Pérez Escohotado için İspanyol mutfağındaki dönüm noktası, deneyleriyle haute cuisine'i altüst eden ancak zamanla daha çok medya ve müze figürüne dönüşen Ferran Adrià fenomeniyle geldi. "Adrià gastronomiyi bıraktı" diyor ve etkili bir şef olarak rolünün ortadan kalktığını ima ediyor. 1987 yılında ilk yıldızını alan elBulli, 2011 yılında kapandı. “Her zaman mükemmel bir satıcıydı ve hala öyle, ancak mutfağı terk etti.” Adrià, 2010 yılından bu yana mutfaktan müzeye taşınıyor ve kitaptaki birçok metinde ifade ettiği gibi mirasını kişisel bir markaya dönüştürüyor.

Yazar , Gastronomik Dönüş adlı eserinde, medya ve kurumlar tarafından desteklenen, mutfak yaratıcılığını çarpıtan ve onu ekonomide “yıkıcı inovasyon” olarak adlandırılan bir pazarlama ürününe dönüştüren ve “aslında yaratıcılık olmayan yaratıcılık fikirlerini” yayan tek tip bir gastronomi düşünce biçimini anlatıyor.
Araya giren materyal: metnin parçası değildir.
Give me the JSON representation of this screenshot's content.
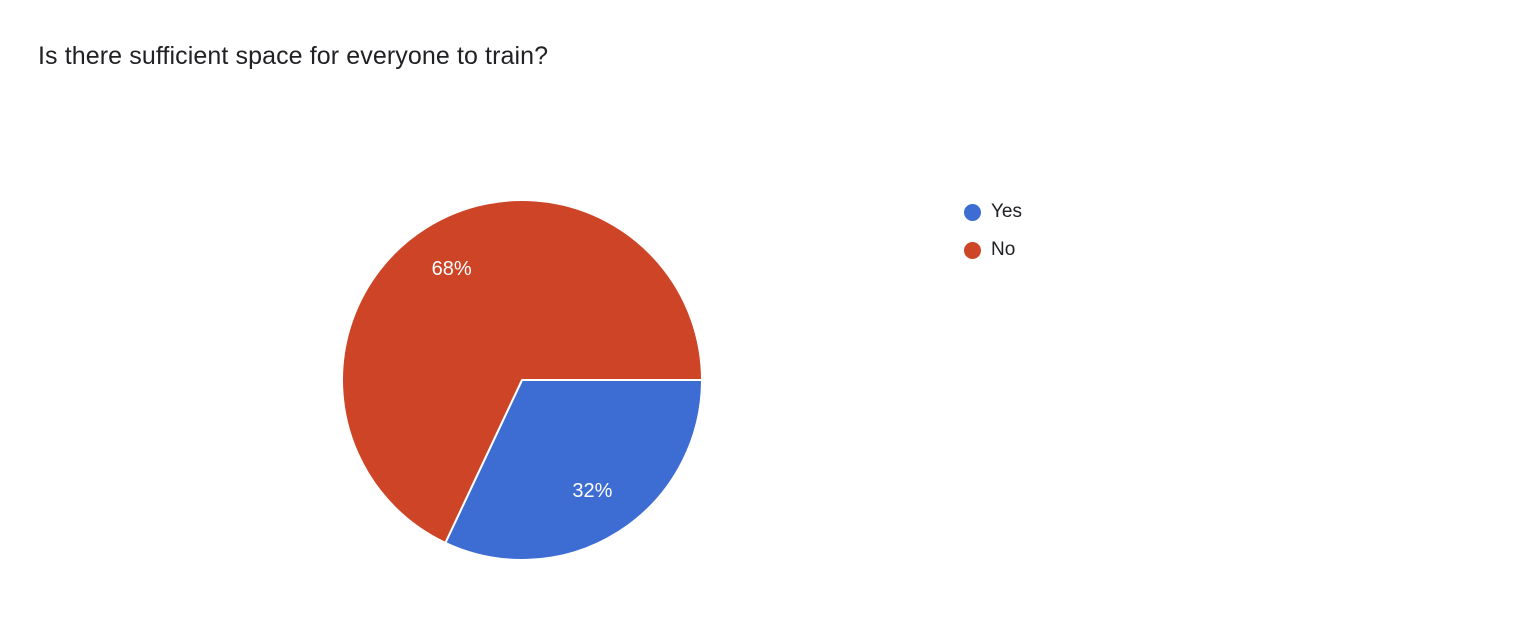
{
  "title": "Is there sufficient space for everyone to train?",
  "chart_data": {
    "type": "pie",
    "title": "Is there sufficient space for everyone to train?",
    "labels": [
      "Yes",
      "No"
    ],
    "values": [
      32,
      68
    ],
    "value_labels": [
      "32%",
      "68%"
    ],
    "colors": [
      "#3d6cd2",
      "#cd4427"
    ],
    "slice_border_color": "#ffffff",
    "label_color": "#ffffff",
    "start_angle_deg": 0,
    "direction": "clockwise",
    "legend_position": "right",
    "grid": false
  }
}
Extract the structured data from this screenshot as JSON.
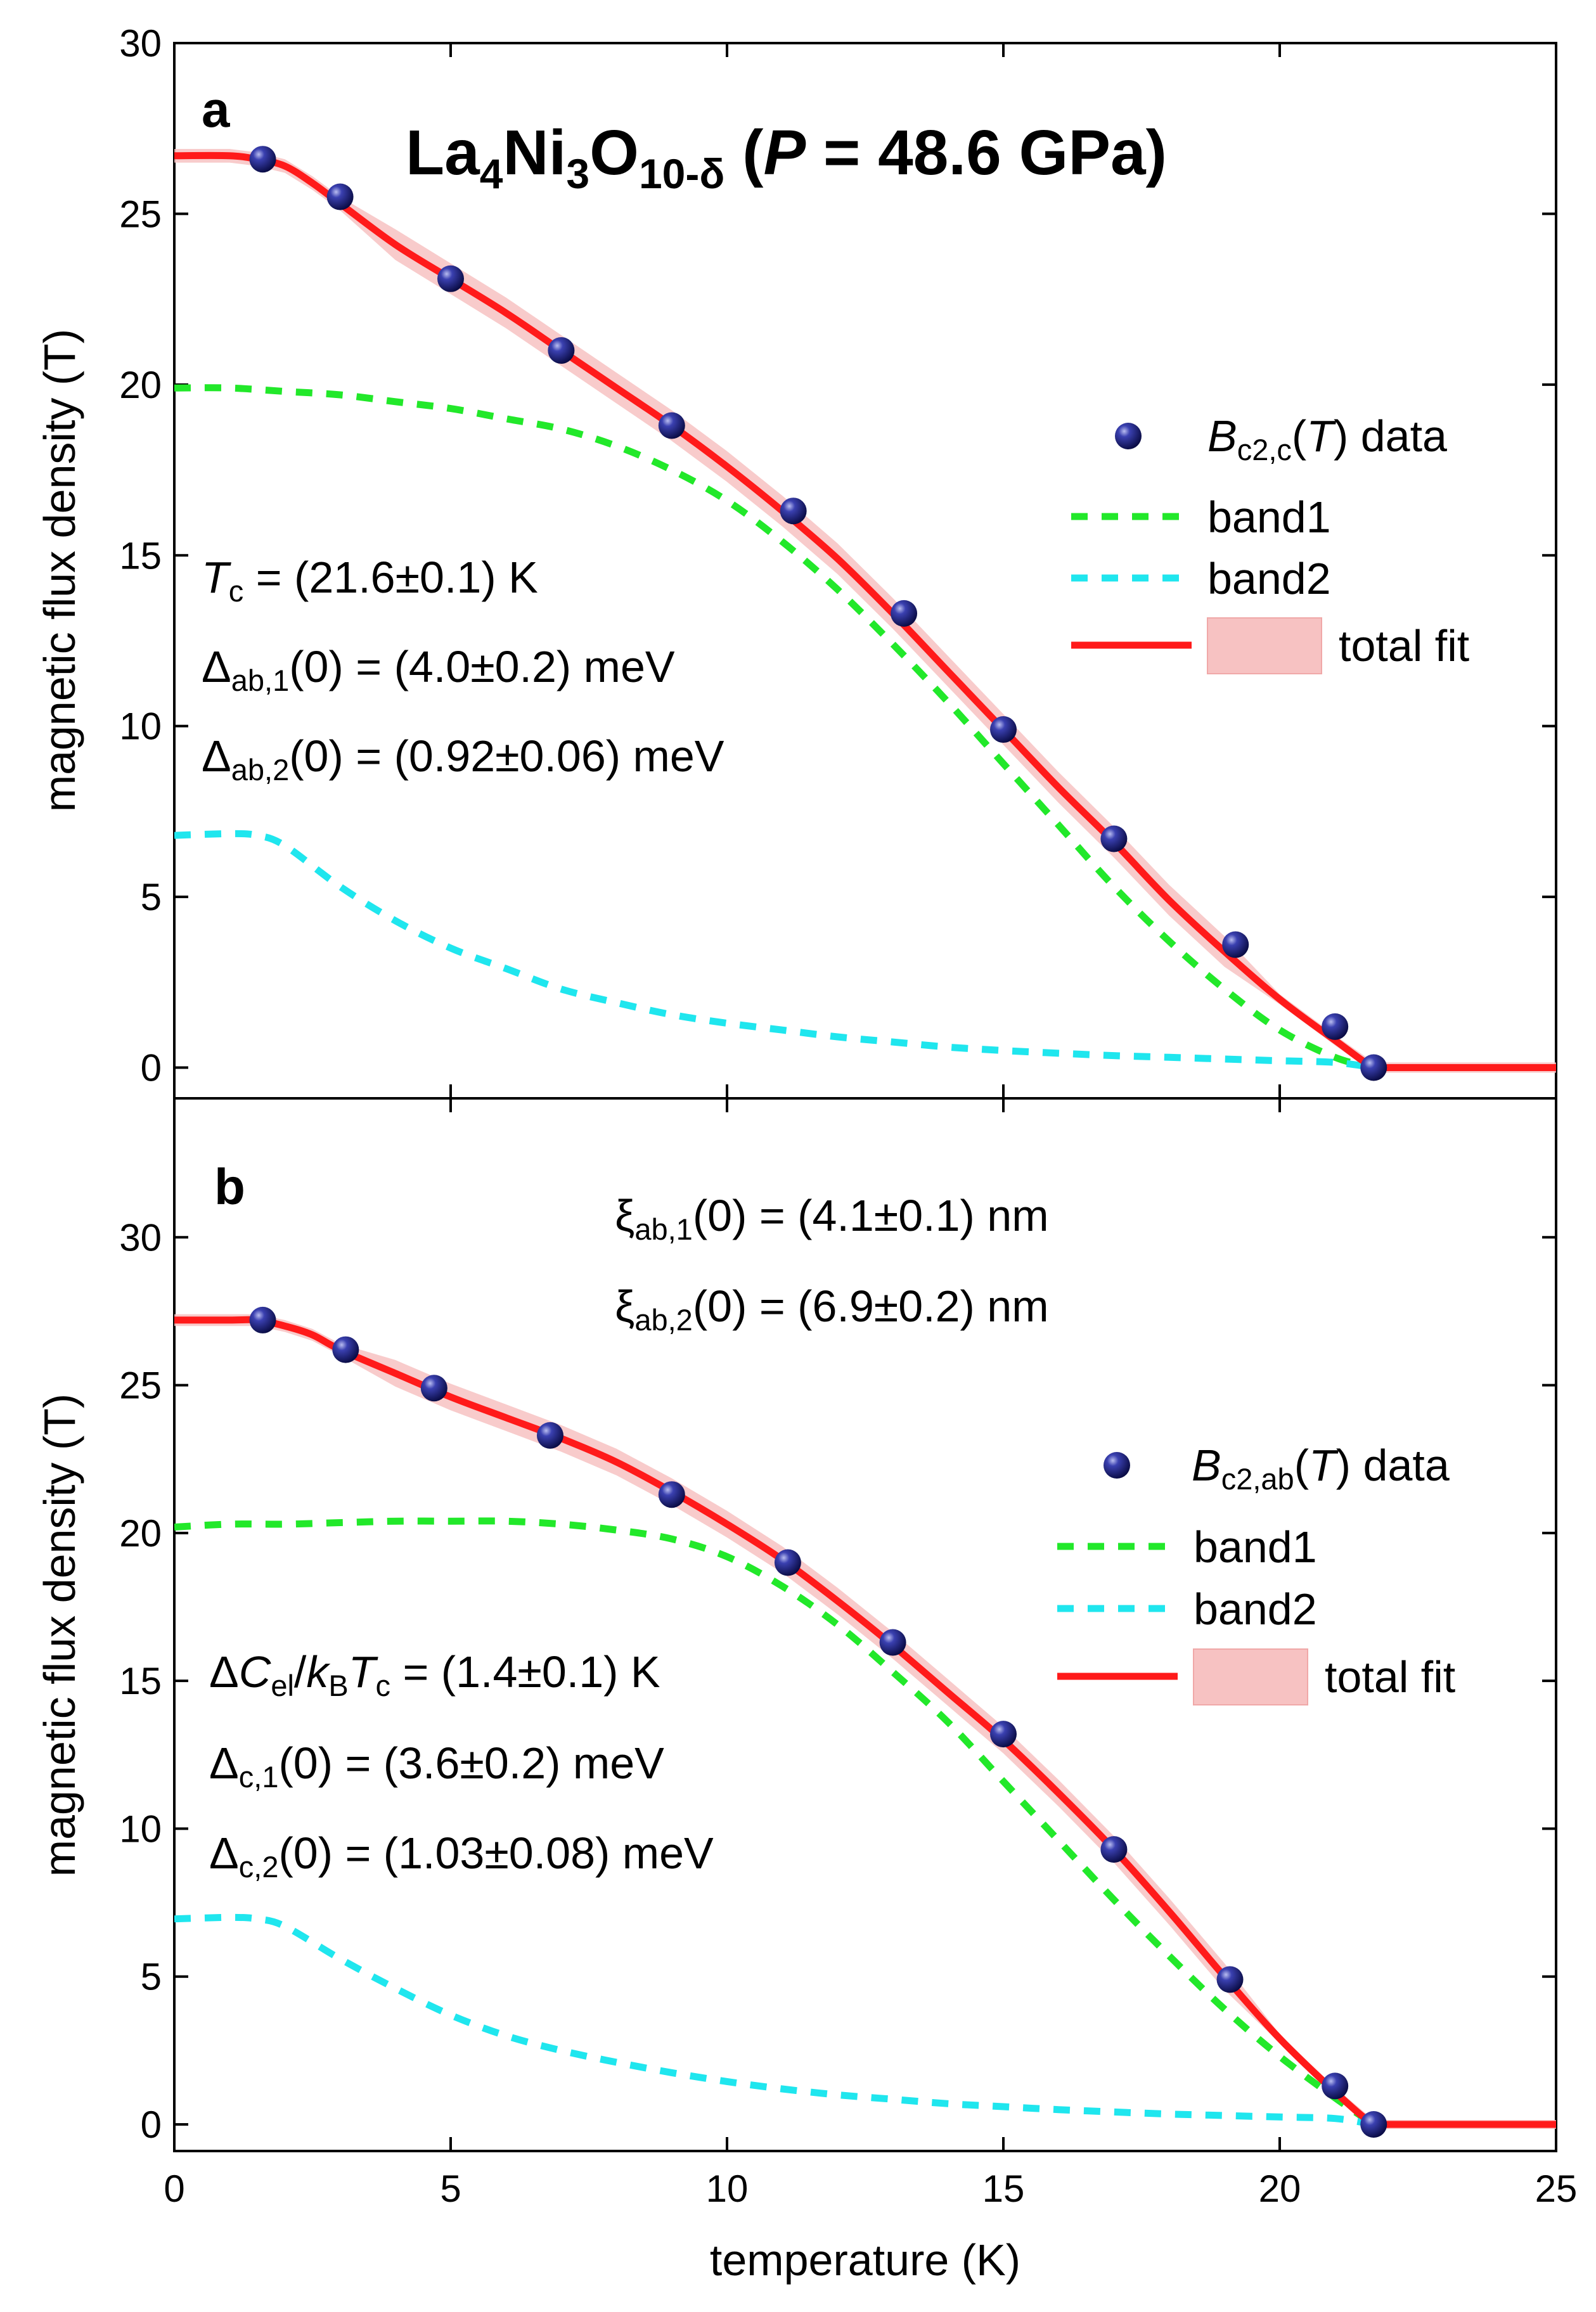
{
  "chart_data": [
    {
      "type": "line",
      "panel": "a",
      "title_parts": {
        "la": "La",
        "la_sub": "4",
        "ni": "Ni",
        "ni_sub": "3",
        "o": "O",
        "o_sub": "10-δ",
        "open": " (",
        "p": "P",
        "eq": " = 48.6 GPa)"
      },
      "xlabel": "temperature (K)",
      "ylabel": "magnetic flux density (T)",
      "xlim": [
        0,
        25
      ],
      "ylim": [
        -0.9,
        30
      ],
      "xticks": [
        0,
        5,
        10,
        15,
        20,
        25
      ],
      "yticks": [
        0,
        5,
        10,
        15,
        20,
        25,
        30
      ],
      "legend": {
        "data": {
          "b": "B",
          "sub": "c2,c",
          "open": "(",
          "t": "T",
          "close": ") data"
        },
        "band1": "band1",
        "band2": "band2",
        "total": "total fit"
      },
      "annotations": [
        {
          "main": "T",
          "sub": "c",
          "rest": " = (21.6±0.1) K"
        },
        {
          "main": "Δ",
          "sub": "ab,1",
          "rest": "(0) = (4.0±0.2) meV"
        },
        {
          "main": "Δ",
          "sub": "ab,2",
          "rest": "(0) = (0.92±0.06) meV"
        }
      ],
      "data_points": {
        "x": [
          1.6,
          3.0,
          5.0,
          7.0,
          9.0,
          11.2,
          13.2,
          15.0,
          17.0,
          19.2,
          21.0,
          21.7
        ],
        "y": [
          26.6,
          25.5,
          23.1,
          21.0,
          18.8,
          16.3,
          13.3,
          9.9,
          6.7,
          3.6,
          1.2,
          0.0
        ]
      },
      "band1": {
        "x": [
          0,
          1,
          2,
          3,
          4,
          5,
          6,
          7,
          8,
          9,
          10,
          11,
          12,
          13,
          14,
          15,
          16,
          17,
          18,
          19,
          20,
          21,
          21.7
        ],
        "y": [
          19.9,
          19.9,
          19.8,
          19.7,
          19.5,
          19.3,
          19.0,
          18.7,
          18.2,
          17.5,
          16.6,
          15.4,
          14.0,
          12.4,
          10.7,
          8.9,
          7.1,
          5.3,
          3.7,
          2.3,
          1.1,
          0.3,
          0.0
        ]
      },
      "band2": {
        "x": [
          0,
          1,
          1.5,
          2,
          3,
          4,
          5,
          6,
          7,
          8,
          9,
          10,
          11,
          12,
          13,
          14,
          15,
          16,
          17,
          18,
          19,
          20,
          21,
          21.7
        ],
        "y": [
          6.8,
          6.85,
          6.8,
          6.5,
          5.3,
          4.3,
          3.5,
          2.9,
          2.3,
          1.9,
          1.55,
          1.3,
          1.1,
          0.9,
          0.75,
          0.6,
          0.5,
          0.42,
          0.35,
          0.3,
          0.25,
          0.2,
          0.15,
          0.0
        ]
      },
      "total": {
        "x": [
          0,
          1,
          1.5,
          2,
          2.5,
          3,
          4,
          5,
          6,
          7,
          8,
          9,
          10,
          11,
          12,
          13,
          14,
          15,
          16,
          17,
          18,
          19,
          20,
          21,
          21.7,
          22,
          25
        ],
        "y": [
          26.7,
          26.7,
          26.6,
          26.4,
          25.9,
          25.3,
          24.1,
          23.1,
          22.1,
          21.0,
          19.9,
          18.8,
          17.6,
          16.3,
          14.9,
          13.3,
          11.6,
          9.9,
          8.2,
          6.6,
          4.9,
          3.4,
          2.0,
          0.8,
          0.0,
          0.0,
          0.0
        ]
      },
      "colors": {
        "data": "#1b1e7a",
        "band1": "#22e82a",
        "band2": "#1fe6ee",
        "total": "#ff1a1a",
        "band": "#f7c2c2"
      }
    },
    {
      "type": "line",
      "panel": "b",
      "xlabel": "temperature (K)",
      "ylabel": "magnetic flux density (T)",
      "xlim": [
        0,
        25
      ],
      "ylim": [
        -0.9,
        34.7
      ],
      "xticks": [
        0,
        5,
        10,
        15,
        20,
        25
      ],
      "yticks": [
        0,
        5,
        10,
        15,
        20,
        25,
        30
      ],
      "legend": {
        "data": {
          "b": "B",
          "sub": "c2,ab",
          "open": "(",
          "t": "T",
          "close": ") data"
        },
        "band1": "band1",
        "band2": "band2",
        "total": "total fit"
      },
      "annotations_top": [
        {
          "main": "ξ",
          "sub": "ab,1",
          "rest": "(0) = (4.1±0.1) nm"
        },
        {
          "main": "ξ",
          "sub": "ab,2",
          "rest": "(0) = (6.9±0.2) nm"
        }
      ],
      "heat": {
        "d": "Δ",
        "c": "C",
        "el": "el",
        "slash": "/",
        "k": "k",
        "B": "B",
        "t": "T",
        "csub": "c",
        "rest": " = (1.4±0.1) K"
      },
      "annotations": [
        {
          "main": "Δ",
          "sub": "c,1",
          "rest": "(0) = (3.6±0.2) meV"
        },
        {
          "main": "Δ",
          "sub": "c,2",
          "rest": "(0) = (1.03±0.08) meV"
        }
      ],
      "data_points": {
        "x": [
          1.6,
          3.1,
          4.7,
          6.8,
          9.0,
          11.1,
          13.0,
          15.0,
          17.0,
          19.1,
          21.0,
          21.7
        ],
        "y": [
          27.2,
          26.2,
          24.9,
          23.3,
          21.3,
          19.0,
          16.3,
          13.2,
          9.3,
          4.9,
          1.3,
          0.0
        ]
      },
      "band1": {
        "x": [
          0,
          1,
          2,
          3,
          4,
          5,
          6,
          7,
          8,
          9,
          10,
          11,
          12,
          13,
          14,
          15,
          16,
          17,
          18,
          19,
          20,
          21,
          21.7
        ],
        "y": [
          20.2,
          20.3,
          20.3,
          20.35,
          20.4,
          20.4,
          20.4,
          20.3,
          20.1,
          19.8,
          19.2,
          18.2,
          16.9,
          15.3,
          13.6,
          11.6,
          9.6,
          7.6,
          5.7,
          3.9,
          2.3,
          0.9,
          0.0
        ]
      },
      "band2": {
        "x": [
          0,
          1,
          1.5,
          2,
          3,
          4,
          5,
          6,
          7,
          8,
          9,
          10,
          11,
          12,
          13,
          14,
          15,
          16,
          17,
          18,
          19,
          20,
          21,
          21.7
        ],
        "y": [
          6.95,
          7.0,
          6.95,
          6.7,
          5.6,
          4.6,
          3.7,
          3.0,
          2.5,
          2.1,
          1.75,
          1.45,
          1.2,
          1.0,
          0.85,
          0.7,
          0.6,
          0.5,
          0.42,
          0.35,
          0.3,
          0.25,
          0.2,
          0.0
        ]
      },
      "total": {
        "x": [
          0,
          1,
          1.5,
          2,
          2.5,
          3,
          4,
          5,
          6,
          7,
          8,
          9,
          10,
          11,
          12,
          13,
          14,
          15,
          16,
          17,
          18,
          19,
          20,
          21,
          21.7,
          22,
          25
        ],
        "y": [
          27.2,
          27.2,
          27.2,
          27.0,
          26.7,
          26.2,
          25.4,
          24.6,
          23.9,
          23.2,
          22.4,
          21.4,
          20.3,
          19.1,
          17.7,
          16.2,
          14.6,
          13.0,
          11.2,
          9.3,
          7.2,
          5.0,
          2.9,
          1.1,
          0.0,
          0.0,
          0.0
        ]
      },
      "colors": {
        "data": "#1b1e7a",
        "band1": "#22e82a",
        "band2": "#1fe6ee",
        "total": "#ff1a1a",
        "band": "#f7c2c2"
      }
    }
  ]
}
Bu bağlamda Pérez Escohotado, avangart mutfağın, sanatsal olarak tanımlanan ancak her şeyden önce ticarileşmeyle, özgünlüğün forma, görsel sunuma ve geleneksel ürünlere ticari tekniklerin uygulanmasına indirgendiği bir anlatı tarafından ele geçirildiğini vurguluyor. Bizden gastronominin özünü, hakikisini çaldılar.
Mutfaktaki yaratıcılık konusunda Escohotado net: "Yaratıcılık kavramı, hatta kelimenin kendisi bile, ticari gastronomiyi meşrulaştırmak için kullanılan bir maskeden başka bir şey olmayan, bir aldatmacadan başka bir şey olmayan inovasyon terimiyle değiştirildi." Onun için yemek pişirmek, gerçek anlamda bir mutfak evrimi olmadan, müşterileri büyülemeyi amaçlayan bir dizi numaradan ibaretti. Gastronomiye Kültürel ve Somut Olmayan Miras olarak ayrılmış bölümde, gerçekte “süreç, biçimsel hazırlık üzerinde çalışılıyor, ancak ürünün maddi kısmı kurban ediliyor, gizleniyor veya arka plana atılıyor, bunun yerine yapaylık kullanılıyor,” diye düşünüyor; bu konuyu “antropolojik lirizm” ifadesi altında ele alıyor: “Bu, bir tortillayı köpüğe dönüştürmekle ilgili değil, yemek pişirmeyi tarihimizle ve topluluklarımızla bağlantı kuran kültürel bir gerçek olarak anlamakla ilgili.”

Gastronomik Dönüş'ün temel katkılarından biri, gastronomiyi simgesel sermaye olarak analiz etmesidir; bunun için de Fransız sosyolog Pierre Bourdieu'nun metodolojisini uyarlamaktadır. Pérez Escohotado, yüksek mutfağın beslenme işlevinin ötesinde, prestij ve toplumsal farklılaşma sağlayan kültürel bir varlık haline geldiğini savunuyor. "Bütün yemek pişirme ve gastronomi, bir öğünün parasını ödeyebilmeye bağlıdır" diye açıklıyor. “Avangard mutfak bir mutfak devrimi değil, yaratıcılık kisvesi altında gizlenmiş bir dışlama biçimidir.” Ve sonunda yapılan şeyin gastronomiyi belli bir itibara sahip bir moda olarak tüketmek olduğunu savunuyor. "Orta sınıfın, belki de hali vakti yerinde olanların kültürel sermayesi, yeni, orijinal veya buharlaşmış orijinal olanla beslenen bir davranışla özdeşleştirilebilir" diye yazıyor. "Bu sınıflar gastronomiyi bir ayrım olarak kullanıyorsa, en popüler sınıflar zorunlu bir mutfağa dayanır; bu mutfakta öz, biçimden, yani anlam, gösterenden önce gelir."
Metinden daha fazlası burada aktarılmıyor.